We have suffered losses this year too. The loss of close friends. The loss of loved ones. My dear friends have lost parents, others have lost close friends. Multiple people I know lost everything in fires in 2019. I am grateful for the people that remain a part of my life. I am grateful for all of those that have been part of my life in the past. Life goes on for all of us. Our paths just change but we are all still moving forward. For those that know more about my life than others, thank you for listening to the drama, the happiness, and the tears. For those that I have helped, thank you for allowing me to be part of your journey on this 3rd rock from the sun. I appreciate you and your struggles. It shows us we are all human. For all the hugs, smiles, handshakes and words that have been exchanged this year I am overly grateful.

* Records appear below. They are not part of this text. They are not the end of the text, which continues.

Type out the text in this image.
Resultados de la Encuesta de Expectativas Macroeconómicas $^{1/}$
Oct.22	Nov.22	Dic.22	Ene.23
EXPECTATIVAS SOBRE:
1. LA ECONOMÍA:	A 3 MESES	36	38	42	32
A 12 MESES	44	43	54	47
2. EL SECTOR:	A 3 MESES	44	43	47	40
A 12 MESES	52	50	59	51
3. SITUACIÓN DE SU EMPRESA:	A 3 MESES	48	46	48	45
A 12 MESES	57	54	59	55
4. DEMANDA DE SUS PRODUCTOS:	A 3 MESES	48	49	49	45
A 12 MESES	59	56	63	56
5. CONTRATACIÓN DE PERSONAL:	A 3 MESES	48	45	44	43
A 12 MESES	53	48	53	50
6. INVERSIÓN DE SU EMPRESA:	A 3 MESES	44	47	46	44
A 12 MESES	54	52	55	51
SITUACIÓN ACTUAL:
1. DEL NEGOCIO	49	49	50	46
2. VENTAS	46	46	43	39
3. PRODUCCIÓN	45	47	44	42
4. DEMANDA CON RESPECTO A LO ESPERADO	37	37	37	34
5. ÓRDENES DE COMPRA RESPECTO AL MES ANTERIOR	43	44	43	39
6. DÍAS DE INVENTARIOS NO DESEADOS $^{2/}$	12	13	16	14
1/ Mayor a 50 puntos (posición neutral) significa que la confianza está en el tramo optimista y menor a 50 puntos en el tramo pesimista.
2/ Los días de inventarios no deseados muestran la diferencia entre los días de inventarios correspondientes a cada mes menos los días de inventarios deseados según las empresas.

It is time to move onto another year as well as another decade. What does it mean for you? What does it mean for me? Time will tell I suppose. I will be training for massive cycling events again. I will be dragging my girls around the state to show them things they haven't seen. I need a vacation. Like a for real vacation. But overall, I just want to continue down this path I started on in 2019. Where I see what it feels like to be happy with who I am as a person. I still struggle with negative self talk, but I am working on that every day. I have to learn to love who I am to any good for anyone I am around. There was a big step this year, and with help of a counselor I have had some pretty major self discoveries. Trying to force life to happen instead of sitting back and just letting it happen. This was a big one for me. Patience, ride the wave and see what happens. Resilience, keep fighting the good fight. Honesty, the truth will really set you free. Be honest with everyone including yourself.
Sometimes the truth is hard to hear. But surround yourself with people that are not afraid to tell you the truth. These are the people that will build you up when you fall. I have these people around me and have sought their counsel early and often this year. The many in-depth conversations were bringing perspective that I never saw. I was able to say my peace on some things, and I took my push backs when it was necessary. Take the good with the bad.
I don't know what 2020 has in store for me. But I plan to do what I can to make it memorable. Lets have a fun year full of adventure, laughter, smiles, hugs, kisses, and bike rides. Because if I learned anything this year....it is that I am truly grateful to be alive and I cannot waste a life being angry or boring. Jump on my wheel, lets see where this year takes us!